Monday, Jan. 15, 1973

Divorce Israeli Style

Under Israeli rabbinical law, no woman can get a divorce until her husband utters the magic formula, "I am willing." Husbands may refuse, but to do so can mean imprisonment. That is what happened to Adrian Schwartz, a convicted rapist, and Yehia Avraham, a perpetual ne'er-do-well. Both are stubbornly behind bars in Ramla while their wives face the prospect of never being able to get rid of them.

Adina Schwartz married Adrian, a laborer, in 1967. "He was handsome, had an athletic build and played chess and soccer well," she recently recalled. There was one problem: Adrian stayed out late at night, explaining that he was playing cards. In fact, he was raping women (at least six in the course of three months) on Mount Carmel. Schwartz seems destined to be behind bars a long time: he has served only one year of his 14-year rape sentence, and his jail time for refusing his wife a divorce will not be credited toward the remaining 13 years.

The other husband, Yehia Avraham, a onetime shoemaker, explains his refusal unhesitatingly: "Marriage comes from God; only he can end it. I feel good in jail." Indeed, says his wife Ora, 43, "Yehia has enough food, and it is free. He has a synagogue and prays all day.
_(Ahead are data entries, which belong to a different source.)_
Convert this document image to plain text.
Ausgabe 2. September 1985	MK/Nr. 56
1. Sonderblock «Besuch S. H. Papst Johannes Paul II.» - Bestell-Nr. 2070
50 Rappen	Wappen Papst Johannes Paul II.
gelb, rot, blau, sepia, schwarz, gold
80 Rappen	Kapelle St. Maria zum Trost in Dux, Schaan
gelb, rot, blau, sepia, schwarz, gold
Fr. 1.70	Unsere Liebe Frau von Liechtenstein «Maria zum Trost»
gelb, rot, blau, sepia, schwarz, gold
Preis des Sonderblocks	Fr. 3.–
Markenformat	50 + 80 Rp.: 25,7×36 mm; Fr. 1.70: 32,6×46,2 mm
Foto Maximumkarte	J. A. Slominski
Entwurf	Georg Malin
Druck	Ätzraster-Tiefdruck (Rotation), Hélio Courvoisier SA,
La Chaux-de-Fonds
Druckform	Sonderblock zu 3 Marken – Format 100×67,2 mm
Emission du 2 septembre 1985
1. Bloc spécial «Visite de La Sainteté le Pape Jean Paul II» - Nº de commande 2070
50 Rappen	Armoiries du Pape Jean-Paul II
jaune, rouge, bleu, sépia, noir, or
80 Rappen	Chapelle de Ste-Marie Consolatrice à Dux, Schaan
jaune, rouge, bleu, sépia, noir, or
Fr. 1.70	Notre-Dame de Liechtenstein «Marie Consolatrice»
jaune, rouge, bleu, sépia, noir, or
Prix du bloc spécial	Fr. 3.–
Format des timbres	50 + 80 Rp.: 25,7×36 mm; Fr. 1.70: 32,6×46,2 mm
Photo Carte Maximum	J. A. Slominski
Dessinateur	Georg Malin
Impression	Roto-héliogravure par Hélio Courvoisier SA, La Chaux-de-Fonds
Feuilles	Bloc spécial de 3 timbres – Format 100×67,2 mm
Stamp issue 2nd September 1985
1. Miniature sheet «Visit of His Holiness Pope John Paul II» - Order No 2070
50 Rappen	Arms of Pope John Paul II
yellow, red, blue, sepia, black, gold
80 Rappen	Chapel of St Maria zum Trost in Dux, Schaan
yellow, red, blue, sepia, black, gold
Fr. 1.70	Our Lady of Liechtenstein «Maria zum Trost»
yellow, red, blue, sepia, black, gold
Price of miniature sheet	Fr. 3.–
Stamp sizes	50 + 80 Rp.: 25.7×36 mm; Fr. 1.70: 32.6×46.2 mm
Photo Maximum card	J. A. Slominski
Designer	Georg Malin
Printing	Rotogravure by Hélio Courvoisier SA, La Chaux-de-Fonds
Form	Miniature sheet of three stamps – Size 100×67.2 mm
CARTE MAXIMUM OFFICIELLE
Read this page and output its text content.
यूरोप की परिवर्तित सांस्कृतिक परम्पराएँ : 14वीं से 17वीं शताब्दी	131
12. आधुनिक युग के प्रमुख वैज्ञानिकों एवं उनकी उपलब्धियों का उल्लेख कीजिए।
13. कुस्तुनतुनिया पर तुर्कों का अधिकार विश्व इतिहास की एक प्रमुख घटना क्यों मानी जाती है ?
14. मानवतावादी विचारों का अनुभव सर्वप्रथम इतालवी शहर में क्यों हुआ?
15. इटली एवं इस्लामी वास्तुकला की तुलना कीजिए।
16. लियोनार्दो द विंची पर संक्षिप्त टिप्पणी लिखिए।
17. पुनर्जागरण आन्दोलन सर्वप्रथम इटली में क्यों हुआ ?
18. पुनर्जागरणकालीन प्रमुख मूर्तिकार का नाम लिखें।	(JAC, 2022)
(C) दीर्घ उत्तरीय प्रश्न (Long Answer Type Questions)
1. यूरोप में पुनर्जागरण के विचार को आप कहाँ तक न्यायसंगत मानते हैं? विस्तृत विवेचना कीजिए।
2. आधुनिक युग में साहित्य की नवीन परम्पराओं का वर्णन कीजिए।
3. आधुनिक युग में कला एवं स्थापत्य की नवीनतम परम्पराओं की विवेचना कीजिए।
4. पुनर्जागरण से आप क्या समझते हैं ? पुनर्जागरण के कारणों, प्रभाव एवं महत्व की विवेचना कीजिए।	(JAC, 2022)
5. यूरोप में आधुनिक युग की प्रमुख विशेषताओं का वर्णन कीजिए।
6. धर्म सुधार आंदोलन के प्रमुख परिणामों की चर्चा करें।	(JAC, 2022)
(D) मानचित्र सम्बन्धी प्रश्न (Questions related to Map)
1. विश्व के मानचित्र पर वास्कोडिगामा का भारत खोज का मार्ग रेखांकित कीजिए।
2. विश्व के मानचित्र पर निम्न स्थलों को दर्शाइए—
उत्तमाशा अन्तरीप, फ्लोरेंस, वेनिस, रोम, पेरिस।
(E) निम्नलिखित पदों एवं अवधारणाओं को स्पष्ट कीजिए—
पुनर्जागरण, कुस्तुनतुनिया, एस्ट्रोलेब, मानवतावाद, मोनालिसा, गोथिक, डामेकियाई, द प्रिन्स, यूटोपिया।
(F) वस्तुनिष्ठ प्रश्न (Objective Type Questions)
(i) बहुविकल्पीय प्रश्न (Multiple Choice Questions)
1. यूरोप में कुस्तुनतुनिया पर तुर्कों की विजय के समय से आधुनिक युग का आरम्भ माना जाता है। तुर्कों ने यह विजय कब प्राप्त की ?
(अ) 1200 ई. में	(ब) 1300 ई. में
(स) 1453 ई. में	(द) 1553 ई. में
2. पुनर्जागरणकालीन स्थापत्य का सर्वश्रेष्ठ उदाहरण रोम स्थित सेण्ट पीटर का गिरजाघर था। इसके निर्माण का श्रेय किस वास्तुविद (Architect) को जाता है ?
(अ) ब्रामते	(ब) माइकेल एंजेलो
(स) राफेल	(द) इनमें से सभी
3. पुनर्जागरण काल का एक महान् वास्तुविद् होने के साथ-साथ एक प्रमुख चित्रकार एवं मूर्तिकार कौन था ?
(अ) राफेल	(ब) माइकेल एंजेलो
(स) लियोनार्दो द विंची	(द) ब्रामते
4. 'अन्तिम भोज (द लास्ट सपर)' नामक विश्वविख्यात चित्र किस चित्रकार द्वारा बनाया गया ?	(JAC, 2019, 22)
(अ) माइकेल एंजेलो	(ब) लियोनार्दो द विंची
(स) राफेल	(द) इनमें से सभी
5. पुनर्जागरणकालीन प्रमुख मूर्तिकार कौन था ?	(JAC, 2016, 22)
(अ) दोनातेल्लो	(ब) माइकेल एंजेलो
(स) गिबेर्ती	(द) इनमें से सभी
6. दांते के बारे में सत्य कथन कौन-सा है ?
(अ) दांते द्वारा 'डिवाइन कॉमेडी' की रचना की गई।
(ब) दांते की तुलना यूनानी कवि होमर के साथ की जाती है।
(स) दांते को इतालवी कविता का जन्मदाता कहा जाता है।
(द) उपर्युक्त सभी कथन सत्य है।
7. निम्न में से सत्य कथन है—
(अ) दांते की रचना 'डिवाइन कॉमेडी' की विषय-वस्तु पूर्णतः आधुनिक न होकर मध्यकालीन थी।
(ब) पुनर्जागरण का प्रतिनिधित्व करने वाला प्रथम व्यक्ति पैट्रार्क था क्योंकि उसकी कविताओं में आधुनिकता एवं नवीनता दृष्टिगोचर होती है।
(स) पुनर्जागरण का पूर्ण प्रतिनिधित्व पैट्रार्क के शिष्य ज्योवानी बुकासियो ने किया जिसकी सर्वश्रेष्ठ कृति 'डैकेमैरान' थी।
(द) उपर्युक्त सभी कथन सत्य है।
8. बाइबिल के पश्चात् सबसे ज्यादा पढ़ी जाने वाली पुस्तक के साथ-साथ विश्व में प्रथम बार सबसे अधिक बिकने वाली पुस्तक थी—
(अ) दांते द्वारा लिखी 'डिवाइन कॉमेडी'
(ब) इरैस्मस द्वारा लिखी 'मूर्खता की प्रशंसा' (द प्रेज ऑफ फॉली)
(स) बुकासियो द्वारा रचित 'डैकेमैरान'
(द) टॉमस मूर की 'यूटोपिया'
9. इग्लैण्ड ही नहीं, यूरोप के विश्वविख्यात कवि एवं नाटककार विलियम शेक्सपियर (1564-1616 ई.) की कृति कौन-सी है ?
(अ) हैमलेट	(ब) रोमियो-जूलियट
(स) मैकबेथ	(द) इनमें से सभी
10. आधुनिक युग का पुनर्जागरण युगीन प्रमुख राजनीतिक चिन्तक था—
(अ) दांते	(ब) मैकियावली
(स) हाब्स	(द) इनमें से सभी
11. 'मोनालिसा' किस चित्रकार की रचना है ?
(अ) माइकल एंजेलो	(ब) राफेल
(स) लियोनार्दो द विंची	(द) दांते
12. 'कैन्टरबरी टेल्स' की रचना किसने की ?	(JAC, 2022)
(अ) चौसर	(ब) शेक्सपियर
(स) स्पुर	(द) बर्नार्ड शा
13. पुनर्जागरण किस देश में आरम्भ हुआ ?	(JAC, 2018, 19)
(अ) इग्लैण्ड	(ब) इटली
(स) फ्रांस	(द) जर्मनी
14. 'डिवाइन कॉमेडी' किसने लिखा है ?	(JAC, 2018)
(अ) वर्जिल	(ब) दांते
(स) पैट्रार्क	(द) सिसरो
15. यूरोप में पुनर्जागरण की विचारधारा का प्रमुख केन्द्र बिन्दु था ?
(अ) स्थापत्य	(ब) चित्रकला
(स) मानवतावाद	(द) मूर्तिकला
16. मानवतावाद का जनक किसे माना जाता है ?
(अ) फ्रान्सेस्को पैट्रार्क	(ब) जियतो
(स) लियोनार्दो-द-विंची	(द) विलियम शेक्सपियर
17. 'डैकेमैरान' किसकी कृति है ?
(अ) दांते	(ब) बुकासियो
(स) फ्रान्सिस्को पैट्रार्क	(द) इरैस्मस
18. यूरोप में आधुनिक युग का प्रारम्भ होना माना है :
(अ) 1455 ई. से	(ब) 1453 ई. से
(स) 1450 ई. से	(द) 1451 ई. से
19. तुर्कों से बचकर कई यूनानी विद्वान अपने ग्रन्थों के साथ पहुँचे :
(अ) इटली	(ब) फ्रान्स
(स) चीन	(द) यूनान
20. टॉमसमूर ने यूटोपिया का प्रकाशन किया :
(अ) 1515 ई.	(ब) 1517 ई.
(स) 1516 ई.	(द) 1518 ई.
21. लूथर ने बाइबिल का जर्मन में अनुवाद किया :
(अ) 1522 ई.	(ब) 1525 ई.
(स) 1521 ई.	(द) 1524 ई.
Life is good to him." He never liked working, she observes, and never supported her from the day her parents made her marry at age 14 until the day Yehia threw her out eleven years later.

Some rabbis believe prison officials should beat the two husbands into submission. "I am ready to beat him myself," says one rabbi about Schwartz. A better solution is being sought to these cases, and others, by Zalman Shoval, an opposition member of the Knesset. He introduced a bill that would take at least some marriages out of the hands of rabbis and might also lead to further legislation, placing divorce as well as marriage under civil jurisdiction.